The biggest reason stablecoins are used for money laundering is their versatility. It is difficult to siphon off criminal funds in the form of legal tender to overseas locations, and cashing out domestically is not easy either. By contrast, if converted into stablecoins, they can be sent overseas with ease. Cashing out is possible by using overseas virtual asset exchanges that do not conduct know-your-customer (KYC) checks in the cash-out process, or through private over-the-counter (OTC) transactions between individuals without going through an exchange.

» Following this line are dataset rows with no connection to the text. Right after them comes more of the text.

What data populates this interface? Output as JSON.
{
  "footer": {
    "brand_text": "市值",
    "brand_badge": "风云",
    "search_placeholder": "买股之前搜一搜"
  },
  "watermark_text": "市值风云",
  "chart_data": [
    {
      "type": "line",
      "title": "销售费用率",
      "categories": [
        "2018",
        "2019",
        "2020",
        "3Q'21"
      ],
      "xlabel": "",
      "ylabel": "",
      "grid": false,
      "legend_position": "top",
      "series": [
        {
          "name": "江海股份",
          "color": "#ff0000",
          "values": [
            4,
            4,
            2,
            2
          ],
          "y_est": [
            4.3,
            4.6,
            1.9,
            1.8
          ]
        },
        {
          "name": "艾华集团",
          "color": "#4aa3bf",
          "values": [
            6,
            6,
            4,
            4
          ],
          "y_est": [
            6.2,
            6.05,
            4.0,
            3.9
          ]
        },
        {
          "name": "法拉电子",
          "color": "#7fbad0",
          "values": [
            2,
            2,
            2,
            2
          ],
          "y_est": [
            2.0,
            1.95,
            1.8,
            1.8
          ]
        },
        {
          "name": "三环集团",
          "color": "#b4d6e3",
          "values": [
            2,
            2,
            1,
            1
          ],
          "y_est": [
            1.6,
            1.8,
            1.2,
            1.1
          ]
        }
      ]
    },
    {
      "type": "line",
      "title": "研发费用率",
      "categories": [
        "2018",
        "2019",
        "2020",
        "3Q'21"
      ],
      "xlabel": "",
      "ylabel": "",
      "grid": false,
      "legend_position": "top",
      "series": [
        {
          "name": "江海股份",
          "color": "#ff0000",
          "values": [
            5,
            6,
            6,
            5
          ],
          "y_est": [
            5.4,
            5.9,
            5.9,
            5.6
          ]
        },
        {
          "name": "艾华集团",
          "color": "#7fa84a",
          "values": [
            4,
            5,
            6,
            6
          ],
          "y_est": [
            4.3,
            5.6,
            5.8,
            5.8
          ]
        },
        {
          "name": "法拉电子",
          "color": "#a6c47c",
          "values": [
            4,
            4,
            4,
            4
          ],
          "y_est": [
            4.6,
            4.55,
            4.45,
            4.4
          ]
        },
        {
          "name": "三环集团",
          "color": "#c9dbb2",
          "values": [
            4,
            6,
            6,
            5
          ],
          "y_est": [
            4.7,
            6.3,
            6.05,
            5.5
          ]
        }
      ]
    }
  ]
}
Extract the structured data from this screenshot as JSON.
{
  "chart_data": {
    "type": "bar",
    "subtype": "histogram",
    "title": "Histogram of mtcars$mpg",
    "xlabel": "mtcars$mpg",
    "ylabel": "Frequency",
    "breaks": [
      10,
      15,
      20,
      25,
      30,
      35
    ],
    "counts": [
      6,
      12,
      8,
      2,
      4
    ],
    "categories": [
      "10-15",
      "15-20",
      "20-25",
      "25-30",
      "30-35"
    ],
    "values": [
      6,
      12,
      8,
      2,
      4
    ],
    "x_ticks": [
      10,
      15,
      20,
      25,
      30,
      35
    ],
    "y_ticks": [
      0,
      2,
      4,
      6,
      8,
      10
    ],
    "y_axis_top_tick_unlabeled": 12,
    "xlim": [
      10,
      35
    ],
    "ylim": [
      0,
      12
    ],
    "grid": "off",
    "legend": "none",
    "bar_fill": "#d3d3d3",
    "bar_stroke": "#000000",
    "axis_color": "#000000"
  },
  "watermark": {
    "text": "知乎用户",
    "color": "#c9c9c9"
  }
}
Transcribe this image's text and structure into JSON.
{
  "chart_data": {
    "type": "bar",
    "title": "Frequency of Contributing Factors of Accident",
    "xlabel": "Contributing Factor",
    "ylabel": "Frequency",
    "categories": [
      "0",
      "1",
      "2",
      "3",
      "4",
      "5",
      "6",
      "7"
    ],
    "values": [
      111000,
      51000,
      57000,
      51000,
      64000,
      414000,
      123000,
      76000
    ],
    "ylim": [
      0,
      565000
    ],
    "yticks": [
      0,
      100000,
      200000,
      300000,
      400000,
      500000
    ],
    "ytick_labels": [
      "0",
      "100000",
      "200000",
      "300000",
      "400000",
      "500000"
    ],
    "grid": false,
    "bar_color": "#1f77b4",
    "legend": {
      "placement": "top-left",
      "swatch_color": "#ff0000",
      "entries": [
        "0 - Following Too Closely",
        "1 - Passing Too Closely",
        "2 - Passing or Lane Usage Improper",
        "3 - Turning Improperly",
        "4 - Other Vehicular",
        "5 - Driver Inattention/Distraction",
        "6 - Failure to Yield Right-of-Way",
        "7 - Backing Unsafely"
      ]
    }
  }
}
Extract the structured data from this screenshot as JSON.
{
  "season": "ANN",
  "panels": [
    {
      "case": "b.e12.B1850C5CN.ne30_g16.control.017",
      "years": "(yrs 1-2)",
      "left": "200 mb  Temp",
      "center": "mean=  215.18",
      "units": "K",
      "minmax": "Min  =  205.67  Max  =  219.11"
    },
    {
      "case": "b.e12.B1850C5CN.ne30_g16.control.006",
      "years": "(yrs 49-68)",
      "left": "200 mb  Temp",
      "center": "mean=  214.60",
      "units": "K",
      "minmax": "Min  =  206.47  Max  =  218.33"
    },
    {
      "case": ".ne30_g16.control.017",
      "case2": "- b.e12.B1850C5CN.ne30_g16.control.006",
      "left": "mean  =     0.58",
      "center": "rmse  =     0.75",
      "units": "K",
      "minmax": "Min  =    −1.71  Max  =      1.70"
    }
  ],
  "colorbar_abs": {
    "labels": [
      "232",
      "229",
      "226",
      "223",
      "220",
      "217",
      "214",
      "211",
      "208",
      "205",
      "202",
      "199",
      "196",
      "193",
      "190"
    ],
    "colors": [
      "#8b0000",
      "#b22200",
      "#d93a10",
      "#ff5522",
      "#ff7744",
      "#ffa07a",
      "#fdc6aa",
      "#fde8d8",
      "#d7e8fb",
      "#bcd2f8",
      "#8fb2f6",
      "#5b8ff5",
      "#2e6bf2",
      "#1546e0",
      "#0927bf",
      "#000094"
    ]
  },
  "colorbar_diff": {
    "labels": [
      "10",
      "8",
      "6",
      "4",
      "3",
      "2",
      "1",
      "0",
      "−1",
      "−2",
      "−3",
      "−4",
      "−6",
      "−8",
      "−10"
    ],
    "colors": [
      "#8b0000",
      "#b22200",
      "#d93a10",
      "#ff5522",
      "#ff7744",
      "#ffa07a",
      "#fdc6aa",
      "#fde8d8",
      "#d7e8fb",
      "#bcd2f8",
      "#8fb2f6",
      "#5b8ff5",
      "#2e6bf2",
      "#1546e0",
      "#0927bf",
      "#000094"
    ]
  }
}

Virtual assets, including stablecoins, are in principle traceable because transparency is key. But they also have the characteristic of decentralization, which places them outside government control. Even with a bank account under a borrowed name, transfers and withdrawals of cash leave records in the financial institution's transmission network. Personal virtual asset transactions also leave records on the Blockchain network, but the wallets (accounts) that send and receive virtual assets are identified by random numbers and letters rather than real names, making tracking difficult. If the assets have gone through laundering via "mixing" or a "tumbler," tracking becomes even more difficult.

In Korea, stablecoins are also being used in the so-called "Oda Jangjip scam," in which people post fake sales on online malls or used-goods platforms and siphon money from would-be buyers. Even small-time scams involving hundreds of thousands of won, not multi-hundred-million-won large-scale schemes, are laundering criminal funds through stablecoins.

In one case, B contacted a victim who responded to a post on a used-goods site offering Creed perfume for sale and deceived the victim by saying, "If you deposit the money first, I will give you the perfume," then moved the 220,000 won stolen to a bank account under a borrowed name, exchanged it into Tether, and cashed out, for which B was sentenced to eight months in prison, suspended for two years.

※ This article has been translated by AI. Share your feedback here.